- Church: Catholic Church
- Archdiocese: Archdiocese of Pouso Alegre
- In office: 16 October 1996 – 28 May 2014
- Predecessor: Giovanni Bergese [it]
- Successor: José Luiz Majella Delgado [pt]
- Previous post: Bishop of Leopoldina (1990-1996)

Orders
- Ordination: 29 June 1967 by José Alves de Sá Trindade [pt]
- Consecration: 21 April 1990 by Serafim Fernandes de Araújo

Personal details
- Born: 6 August 1938 Capelinha, Minas Gerais, Republic of the United States of Brazil
- Died: 1 April 2018 (aged 79) Pouso Alegre, Minas Gerais, Brazil

= Ricardo Pedro Chaves Pinto Filho =

Brazilian Roman Catholic archbishop (1938–2018)
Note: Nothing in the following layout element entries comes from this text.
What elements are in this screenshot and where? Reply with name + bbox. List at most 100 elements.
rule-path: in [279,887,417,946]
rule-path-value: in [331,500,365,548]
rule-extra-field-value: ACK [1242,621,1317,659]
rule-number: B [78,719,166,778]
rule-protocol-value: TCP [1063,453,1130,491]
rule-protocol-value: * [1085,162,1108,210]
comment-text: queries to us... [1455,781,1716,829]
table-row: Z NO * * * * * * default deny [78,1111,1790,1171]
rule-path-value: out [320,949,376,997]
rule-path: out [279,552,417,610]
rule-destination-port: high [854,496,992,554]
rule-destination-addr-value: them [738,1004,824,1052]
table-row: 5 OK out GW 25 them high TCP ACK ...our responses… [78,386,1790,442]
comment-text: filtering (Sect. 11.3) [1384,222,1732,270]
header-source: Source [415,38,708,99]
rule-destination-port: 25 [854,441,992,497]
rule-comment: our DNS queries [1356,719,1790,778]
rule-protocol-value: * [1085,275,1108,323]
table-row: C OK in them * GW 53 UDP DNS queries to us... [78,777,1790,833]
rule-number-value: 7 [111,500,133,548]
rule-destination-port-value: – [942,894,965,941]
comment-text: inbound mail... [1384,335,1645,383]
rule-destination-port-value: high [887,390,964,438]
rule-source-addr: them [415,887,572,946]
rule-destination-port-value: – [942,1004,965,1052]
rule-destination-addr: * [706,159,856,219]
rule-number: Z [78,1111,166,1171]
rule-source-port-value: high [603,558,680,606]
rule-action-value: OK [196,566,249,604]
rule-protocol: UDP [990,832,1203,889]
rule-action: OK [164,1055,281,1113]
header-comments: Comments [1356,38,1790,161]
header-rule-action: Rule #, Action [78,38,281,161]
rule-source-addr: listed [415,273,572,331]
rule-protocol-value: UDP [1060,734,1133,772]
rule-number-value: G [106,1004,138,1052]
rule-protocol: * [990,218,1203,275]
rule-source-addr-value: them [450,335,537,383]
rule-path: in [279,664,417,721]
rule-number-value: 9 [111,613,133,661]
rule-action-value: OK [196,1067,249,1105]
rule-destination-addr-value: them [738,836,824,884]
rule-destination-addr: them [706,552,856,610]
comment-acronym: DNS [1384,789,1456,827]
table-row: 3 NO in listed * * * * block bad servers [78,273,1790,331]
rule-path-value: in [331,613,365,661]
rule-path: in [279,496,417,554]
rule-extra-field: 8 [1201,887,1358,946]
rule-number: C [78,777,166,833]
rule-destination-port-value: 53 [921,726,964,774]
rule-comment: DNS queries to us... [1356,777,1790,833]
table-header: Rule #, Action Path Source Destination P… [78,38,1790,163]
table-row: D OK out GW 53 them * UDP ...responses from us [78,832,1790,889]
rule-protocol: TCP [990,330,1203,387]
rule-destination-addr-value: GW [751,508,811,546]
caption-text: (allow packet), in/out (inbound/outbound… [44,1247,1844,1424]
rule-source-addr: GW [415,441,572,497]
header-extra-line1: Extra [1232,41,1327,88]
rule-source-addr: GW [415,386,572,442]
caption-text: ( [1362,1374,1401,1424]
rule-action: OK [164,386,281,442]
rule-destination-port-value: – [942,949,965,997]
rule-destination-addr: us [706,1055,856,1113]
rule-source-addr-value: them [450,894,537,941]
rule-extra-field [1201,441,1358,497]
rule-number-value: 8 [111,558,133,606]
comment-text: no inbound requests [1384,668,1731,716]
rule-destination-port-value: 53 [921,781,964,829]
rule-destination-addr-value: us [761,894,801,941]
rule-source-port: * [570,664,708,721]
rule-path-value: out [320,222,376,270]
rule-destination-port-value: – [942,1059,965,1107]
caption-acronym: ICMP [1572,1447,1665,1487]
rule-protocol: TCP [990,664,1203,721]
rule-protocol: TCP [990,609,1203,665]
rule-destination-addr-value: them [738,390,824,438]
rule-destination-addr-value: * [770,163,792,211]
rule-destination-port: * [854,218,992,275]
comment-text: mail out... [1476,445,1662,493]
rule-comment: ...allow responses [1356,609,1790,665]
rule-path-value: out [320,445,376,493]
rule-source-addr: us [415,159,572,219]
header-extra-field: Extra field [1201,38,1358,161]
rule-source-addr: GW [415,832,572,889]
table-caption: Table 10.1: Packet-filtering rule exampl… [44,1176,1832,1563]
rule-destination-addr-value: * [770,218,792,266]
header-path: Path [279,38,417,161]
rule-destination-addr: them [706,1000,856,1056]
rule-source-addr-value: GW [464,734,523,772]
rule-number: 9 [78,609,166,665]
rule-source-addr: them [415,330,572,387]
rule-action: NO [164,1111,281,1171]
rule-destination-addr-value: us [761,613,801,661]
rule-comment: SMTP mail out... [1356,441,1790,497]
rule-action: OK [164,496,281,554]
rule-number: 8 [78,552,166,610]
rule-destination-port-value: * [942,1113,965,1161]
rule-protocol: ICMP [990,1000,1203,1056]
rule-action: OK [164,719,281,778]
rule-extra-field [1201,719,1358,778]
Ricardo Pedro Chaves Pinto Filho (6 August 1938 – 1 April 2018) was a Roman Catholic archbishop.

Chaves Pinto Filho was born in Brazil. He was ordained to the priesthood in 1967. Chaves served as bishop of the Roman Catholic Diocese of Leopoldina, Brazil, from 1990 to 1996. He then served as archbishop of the Roman Catholic Archdiocese of Pouso Alegre, Brazil, from 1990 to 2014.